The promptHash field lets you verify that a specific prompt produced a specific output without storing the prompt itself.
import { createHash } from "crypto";

function hashPrompt(prompt: string): string {
  return "sha256:" + createHash("sha256").update(prompt).digest("hex");
}
Store the promptHash in the action.

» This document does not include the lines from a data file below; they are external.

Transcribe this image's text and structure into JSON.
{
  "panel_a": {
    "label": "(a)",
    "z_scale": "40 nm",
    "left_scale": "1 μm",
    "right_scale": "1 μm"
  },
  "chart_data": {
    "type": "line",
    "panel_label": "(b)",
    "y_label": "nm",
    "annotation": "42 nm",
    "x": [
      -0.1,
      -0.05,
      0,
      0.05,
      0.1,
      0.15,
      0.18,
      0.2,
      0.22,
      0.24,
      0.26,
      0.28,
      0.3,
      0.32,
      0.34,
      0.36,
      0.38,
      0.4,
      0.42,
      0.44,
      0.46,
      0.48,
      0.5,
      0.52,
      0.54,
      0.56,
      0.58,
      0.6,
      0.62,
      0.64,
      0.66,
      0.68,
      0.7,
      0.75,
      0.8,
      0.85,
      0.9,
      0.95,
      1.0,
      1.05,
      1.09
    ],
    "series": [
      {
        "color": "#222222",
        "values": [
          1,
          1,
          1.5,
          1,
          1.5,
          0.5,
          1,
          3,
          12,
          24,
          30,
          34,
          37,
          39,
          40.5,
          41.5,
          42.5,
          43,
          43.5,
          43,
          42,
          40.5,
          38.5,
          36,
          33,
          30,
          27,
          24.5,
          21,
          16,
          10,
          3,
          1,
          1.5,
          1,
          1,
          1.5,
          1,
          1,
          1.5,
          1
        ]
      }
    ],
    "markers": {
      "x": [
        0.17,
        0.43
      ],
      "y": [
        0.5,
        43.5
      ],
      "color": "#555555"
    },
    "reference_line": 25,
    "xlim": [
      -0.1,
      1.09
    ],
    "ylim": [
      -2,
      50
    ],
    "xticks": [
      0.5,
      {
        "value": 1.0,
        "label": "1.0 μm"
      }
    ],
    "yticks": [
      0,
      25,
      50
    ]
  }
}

If you need to audit later, hash the candidate prompt and compare — it either matches or it doesn’t.

AI training opt-out

Combine ext:ai@1.0.0 with ext:license@1.0.0 to express AI training restrictions:
extensions: {
  "ext:ai@1.0.0": { provider: "openai", model: "gpt-4o", ... },
  "ext:license@1.0.0": {
    spdxId: "CC-BY-NC-4.0",
    aiTraining: "prohibited",   // this content must not be used for AI training
  },
}
Use hasAITrainingReservation() from @provenancekit/extensions to check:
import { hasAITrainingReservation } from "@provenancekit/extensions";

const bundle = await pk.getBundle(cid);
if (hasAITrainingReservation(bundle)) {
  throw new Error("This content cannot be used for AI training.");
}

Gotchas

  • Entity IDs should be cached. Don’t call pk.entity() on every request — it adds latency. Cache humanId and aiId at application startup or in a module-level variable.
  • promptHash is not the CID. The CID identifies the output content. The promptHash identifies the input prompt. They are separate fields.
  • tokensUsed is informational. The API does not validate token counts against any model billing system. Use it for analytics and auditing only.